En effet, le développement technique ne semble pas toujours s’accorder
avec les exigences morales ou éthiques. En offrant de nouvelles méthodes de travail, la technique a soumis le salarié à un rendement et à des exigences toujours plus élevés. La division du travail, qui part pourtant d’une bonne idée, a, plutôt que de permettre au salarié d’exceller dans un domaine, rendu ce dernier à l’état de machine. L’homme qui exécute avec automatisme une tâche simple et répétitive. Le salarié est déshumanisé par son travail alors même que la vocation de cet exercice devrait être le contraire. Comme le montre Karl Marx, dans la sphère industrialiste et capitalisme, le salarié perd son identité. Les progrès techniques ont conduit à la marchandisation de l’homme, faisant de ce dernier un outil substituable. A contrario, le développement technique peut également rendre l’homme paresseux et « imbécile », dans la mesure où il lui permet d’en faire toujours moins. Il peut agir sans réfléchir, par habitude, dans les tâches qu’il a à exécuter. Par exemple, avec la domotique et l’invention de nouveaux objets techniques, l’homme n’a même plus besoin de faire certaines tâches ménagères. La notion d’effort se perd progressivement. C’est ce que pense Rousseau qui dit que les hommes s’amollissent à cause du progrès technique. Peut-être serait-il judicieux parfois de prendre du recul vis-à-vis du développement technique, soit pour éviter qu’il nous exploite, soit pour éviter qu’il nous rende paresseux. L’homme doit garder le contrôle de sa technique afin qu’elle ne prenne pas le pas sur sa raison, ou pire encore, qu’elle ne se raisonne pas elle-même. Stanley Kubrick dans 2001, L’odyssée de l’espace nous donne à voir un robot prendre le dessus sur son créateur, l’homme. A l’heure où internet et les smartphones font partie intégrante de nos quotidiens, ce film nous amène à réfléchir sur les réactions que nous pourrions avoir dans le cas où les objets techniques dont nous dépendons cesseraient de fonctionner. En effet, des études montrent que de plus en plus de gens connaissent une dépendance aux smartphones. Bon gré mal gré, nous devons concéder ce fait : la technique structure et commande nos modes de vie ; ce n’est plus nous qui choisissons d’aller vers l’objet technique, mais l’objet qui s’impose insidieusement dans nos vies.

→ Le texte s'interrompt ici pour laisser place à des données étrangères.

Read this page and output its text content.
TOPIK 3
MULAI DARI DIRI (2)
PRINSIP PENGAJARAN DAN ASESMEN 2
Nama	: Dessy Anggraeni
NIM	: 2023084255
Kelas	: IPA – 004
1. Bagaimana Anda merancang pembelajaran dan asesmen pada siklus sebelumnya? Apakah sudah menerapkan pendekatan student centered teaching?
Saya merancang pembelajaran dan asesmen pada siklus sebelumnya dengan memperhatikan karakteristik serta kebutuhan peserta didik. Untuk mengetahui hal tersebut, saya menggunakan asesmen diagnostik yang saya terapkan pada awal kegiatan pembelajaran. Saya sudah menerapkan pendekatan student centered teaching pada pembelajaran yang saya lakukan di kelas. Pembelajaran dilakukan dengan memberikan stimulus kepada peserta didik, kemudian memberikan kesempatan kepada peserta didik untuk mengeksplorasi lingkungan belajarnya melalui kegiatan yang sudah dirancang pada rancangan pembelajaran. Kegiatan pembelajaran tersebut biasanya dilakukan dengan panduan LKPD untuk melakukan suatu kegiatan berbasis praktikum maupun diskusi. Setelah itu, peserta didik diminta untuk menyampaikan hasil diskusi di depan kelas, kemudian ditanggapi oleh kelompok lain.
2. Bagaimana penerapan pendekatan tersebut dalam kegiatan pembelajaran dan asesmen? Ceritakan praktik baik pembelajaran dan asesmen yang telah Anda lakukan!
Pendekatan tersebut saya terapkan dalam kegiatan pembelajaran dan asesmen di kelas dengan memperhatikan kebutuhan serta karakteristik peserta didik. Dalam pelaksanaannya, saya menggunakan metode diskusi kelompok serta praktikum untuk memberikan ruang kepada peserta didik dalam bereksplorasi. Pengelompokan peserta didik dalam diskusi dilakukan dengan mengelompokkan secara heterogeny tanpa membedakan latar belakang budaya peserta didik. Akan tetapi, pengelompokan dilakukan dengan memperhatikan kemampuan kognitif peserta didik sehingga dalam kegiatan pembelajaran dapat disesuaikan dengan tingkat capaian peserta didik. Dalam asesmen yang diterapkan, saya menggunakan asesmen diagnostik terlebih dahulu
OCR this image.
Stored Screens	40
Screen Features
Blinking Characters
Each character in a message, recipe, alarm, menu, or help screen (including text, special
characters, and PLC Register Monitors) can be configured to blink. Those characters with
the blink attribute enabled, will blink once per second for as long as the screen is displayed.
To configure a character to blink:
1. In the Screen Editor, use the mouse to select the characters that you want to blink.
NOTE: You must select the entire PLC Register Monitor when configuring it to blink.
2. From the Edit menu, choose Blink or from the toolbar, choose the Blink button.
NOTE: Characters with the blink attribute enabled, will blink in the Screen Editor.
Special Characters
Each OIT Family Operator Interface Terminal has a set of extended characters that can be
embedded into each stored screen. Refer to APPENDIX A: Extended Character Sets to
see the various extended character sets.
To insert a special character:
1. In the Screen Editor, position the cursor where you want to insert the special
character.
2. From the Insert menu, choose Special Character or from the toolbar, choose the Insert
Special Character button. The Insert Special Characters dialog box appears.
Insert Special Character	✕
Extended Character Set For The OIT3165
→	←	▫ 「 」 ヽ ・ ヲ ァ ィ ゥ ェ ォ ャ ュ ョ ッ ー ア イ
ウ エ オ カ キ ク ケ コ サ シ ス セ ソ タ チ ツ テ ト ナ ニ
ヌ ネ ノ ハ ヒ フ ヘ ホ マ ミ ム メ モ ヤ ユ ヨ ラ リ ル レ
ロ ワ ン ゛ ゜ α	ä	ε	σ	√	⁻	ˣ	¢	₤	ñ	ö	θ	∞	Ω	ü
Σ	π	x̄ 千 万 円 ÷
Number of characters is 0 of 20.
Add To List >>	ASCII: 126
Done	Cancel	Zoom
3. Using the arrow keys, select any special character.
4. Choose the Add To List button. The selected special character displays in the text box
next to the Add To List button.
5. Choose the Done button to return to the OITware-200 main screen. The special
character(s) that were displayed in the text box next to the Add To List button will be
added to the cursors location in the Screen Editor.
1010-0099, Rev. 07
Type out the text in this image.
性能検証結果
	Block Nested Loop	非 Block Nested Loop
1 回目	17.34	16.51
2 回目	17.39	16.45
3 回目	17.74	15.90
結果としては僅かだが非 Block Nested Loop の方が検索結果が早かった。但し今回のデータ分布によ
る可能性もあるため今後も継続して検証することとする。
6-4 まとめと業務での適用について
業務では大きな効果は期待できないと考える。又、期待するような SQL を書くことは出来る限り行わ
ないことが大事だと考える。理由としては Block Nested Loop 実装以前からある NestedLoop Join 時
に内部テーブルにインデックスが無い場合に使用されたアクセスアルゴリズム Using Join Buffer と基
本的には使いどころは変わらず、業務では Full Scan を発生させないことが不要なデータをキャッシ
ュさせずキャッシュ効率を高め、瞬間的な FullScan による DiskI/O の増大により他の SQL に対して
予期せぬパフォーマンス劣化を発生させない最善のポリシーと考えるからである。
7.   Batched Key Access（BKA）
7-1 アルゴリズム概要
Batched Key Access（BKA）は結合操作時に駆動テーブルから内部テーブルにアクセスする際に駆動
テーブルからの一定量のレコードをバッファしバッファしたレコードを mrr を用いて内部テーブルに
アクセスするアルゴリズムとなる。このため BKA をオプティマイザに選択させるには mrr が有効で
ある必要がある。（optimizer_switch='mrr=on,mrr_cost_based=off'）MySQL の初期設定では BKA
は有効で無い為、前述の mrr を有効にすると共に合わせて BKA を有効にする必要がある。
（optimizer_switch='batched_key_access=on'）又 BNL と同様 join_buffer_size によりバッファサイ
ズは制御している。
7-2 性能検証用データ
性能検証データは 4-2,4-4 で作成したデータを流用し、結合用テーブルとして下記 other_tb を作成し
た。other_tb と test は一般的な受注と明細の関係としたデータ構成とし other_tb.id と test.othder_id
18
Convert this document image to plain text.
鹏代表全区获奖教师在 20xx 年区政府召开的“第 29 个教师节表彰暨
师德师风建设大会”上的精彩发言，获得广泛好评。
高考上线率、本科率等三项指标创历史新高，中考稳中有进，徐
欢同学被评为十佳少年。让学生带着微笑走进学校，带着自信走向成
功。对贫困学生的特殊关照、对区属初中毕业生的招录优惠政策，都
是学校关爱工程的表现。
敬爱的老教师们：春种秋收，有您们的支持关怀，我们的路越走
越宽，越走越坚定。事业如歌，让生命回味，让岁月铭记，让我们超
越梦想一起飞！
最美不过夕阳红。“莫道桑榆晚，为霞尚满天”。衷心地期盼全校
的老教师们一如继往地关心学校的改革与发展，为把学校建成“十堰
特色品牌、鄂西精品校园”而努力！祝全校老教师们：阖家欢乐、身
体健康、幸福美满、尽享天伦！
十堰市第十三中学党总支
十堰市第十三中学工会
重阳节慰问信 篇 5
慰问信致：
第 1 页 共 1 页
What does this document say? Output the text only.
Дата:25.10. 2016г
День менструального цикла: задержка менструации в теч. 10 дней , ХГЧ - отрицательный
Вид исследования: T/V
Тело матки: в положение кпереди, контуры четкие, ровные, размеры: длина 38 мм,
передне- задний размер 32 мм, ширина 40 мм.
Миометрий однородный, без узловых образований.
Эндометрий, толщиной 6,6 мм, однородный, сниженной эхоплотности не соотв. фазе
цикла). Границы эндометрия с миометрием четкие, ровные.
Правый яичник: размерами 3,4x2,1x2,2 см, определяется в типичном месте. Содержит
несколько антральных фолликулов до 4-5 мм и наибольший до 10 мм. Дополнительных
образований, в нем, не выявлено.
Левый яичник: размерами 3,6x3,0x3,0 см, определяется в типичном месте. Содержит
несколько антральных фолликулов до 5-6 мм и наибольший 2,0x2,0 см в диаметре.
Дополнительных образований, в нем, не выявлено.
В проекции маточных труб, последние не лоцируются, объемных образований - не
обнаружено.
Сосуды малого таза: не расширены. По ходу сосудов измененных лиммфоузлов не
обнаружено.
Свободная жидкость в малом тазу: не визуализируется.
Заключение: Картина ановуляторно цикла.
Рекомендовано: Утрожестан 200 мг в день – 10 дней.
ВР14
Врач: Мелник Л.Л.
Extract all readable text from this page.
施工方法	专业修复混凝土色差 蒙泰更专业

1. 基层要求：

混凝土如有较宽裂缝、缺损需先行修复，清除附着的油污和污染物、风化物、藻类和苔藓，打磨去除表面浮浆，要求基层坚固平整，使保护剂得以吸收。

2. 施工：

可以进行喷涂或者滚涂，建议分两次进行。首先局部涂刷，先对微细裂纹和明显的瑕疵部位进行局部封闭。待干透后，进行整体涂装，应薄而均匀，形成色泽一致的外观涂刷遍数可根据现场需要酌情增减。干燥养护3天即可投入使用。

Le développement technique transforme-t-il les hommes ? Telle est la
question sur laquelle nous avons planché. Les propositions développées dans cette étude montrent que le développement technique transforme incontestablement l’homme, tant physiquement, intellectuellement, moralement que socialement. Il transforme également sa vie et sa manière de vivre. Si le développement technique a, avant tout, des répercussions positives sur l’humanité, il peut parfois avoir des conséquences pernicieuses et perverses, voire destructrices de l’environnement et de l’humanité. C’est ce qu’atteste la pollution atmosphérique liée à l’industrialisation massive des moyens de production. On peut aussi évoquer les conditions de travail déplorables engendrées par la technisation des modes de production. Il apparait donc nécessaire de limiter certaines de nos actions, en adoptant une éthique, mais aussi en faisant preuve de bon sens et de raisonnement afin d’éviter que la technique nous assujettisse et nous rende dépendants d’elle. Il est important de garder à l’esprit que le développement technique doit être un vecteur et non une entrave à l’autonomie de l’homme, un moyen et non une fin en soi.